Questo è sicuramente un punto critico in quanto questa modalità di misurazione della pressione non rappresenta lo standard abituale nella pratica clinica corrente.
La pressione così misurata, probabilmente, risulta essere inferiore anche di 10 mmHg o più rispetto a quella che avrebbe determinato il medico con il metodo tradizionale.

Da ricordare anche i dati di una corposa metanalisi in rete di 42 studi clinici randomizzati e controllati per un totale di circa 140.000 pazienti [6]. Secondo questa metanalisi il rischio minore di malattia cardiovascolare e mortalità totale durante un follow up medio di 3,6 anni si ha per valori di pressione sistolica compresi tra 120 e 124 mmHg.
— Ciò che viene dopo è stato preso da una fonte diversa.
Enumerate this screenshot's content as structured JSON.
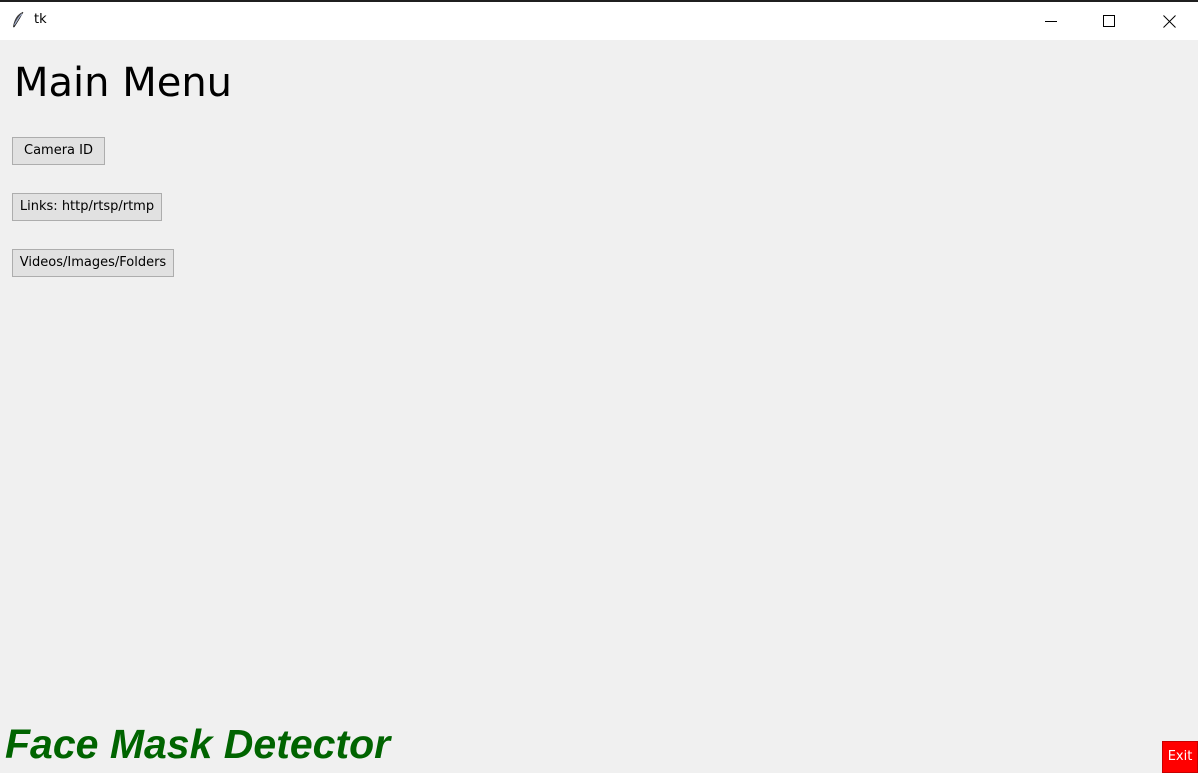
{
  "window": {
    "title": "tk",
    "icon": "feather-icon",
    "controls": {
      "minimize_icon": "minimize-icon",
      "maximize_icon": "maximize-icon",
      "close_icon": "close-icon"
    }
  },
  "main": {
    "heading": "Main Menu",
    "buttons": [
      {
        "label": "Camera ID"
      },
      {
        "label": "Links: http/rtsp/rtmp"
      },
      {
        "label": "Videos/Images/Folders"
      }
    ]
  },
  "footer": {
    "title": "Face Mask Detector",
    "title_color": "#006400",
    "exit_label": "Exit",
    "exit_background": "#ff0000",
    "exit_text_color": "#ffffff"
  },
  "colors": {
    "window_background": "#f0f0f0",
    "button_background": "#e1e1e1",
    "titlebar_background": "#ffffff"
  }
}
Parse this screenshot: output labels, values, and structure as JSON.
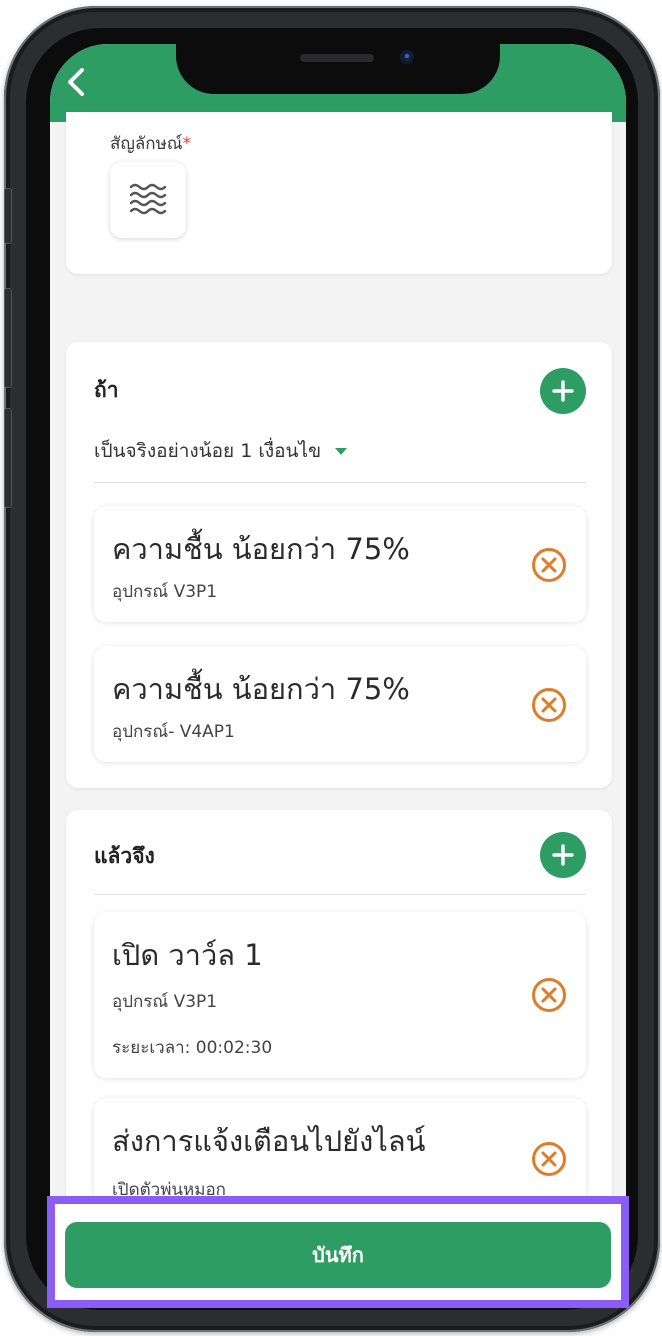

Vedremo se le prossime linee guida terrano conto di questi risultati e, comunque, nuovi studi ci permetteranno, in futuro, di personalizzare meglio la terapia antipertensiva.
Per il momento il messaggio take-away ci sembra sia questo: un target ragionevole per i pazienti ipertesi può essere una pressione sistolica compresa tra 120 e 130-135 mmHg e una pressione diastolica compresa tra 70 e 80 mmHg. Negli anziani con pluripatologie associate e con fragilità probabilmente è preferibile un target meno stringente.




Renato Rossi



Bibliografia


1. http://www.pillole.org/public/aspnuke/news.asp?id=5987

2. http://www.pillole.org/public/aspnuke/news.asp?id=5953

3. http://www.pillole.org/public/aspnuke/news.asp?id=6704

4. http://www.pillole.org/public/aspnuke/news.asp?id=6436

5. Böhm M et al. Achieved blood pressure and cardiovascular outcomes in high-risk patients: results from ONTARGET and TRANSCEND trials. Lancet 2017 Pubblicato online il 5 aprile 2017.

6. Bundy JD et al. Systolic blood pressure reduction and risk of cardiovascular disease and mortality: a systematic review and network meta-analysis. JAMA Cardiol. Pubblicato online il 31 maggio 2017.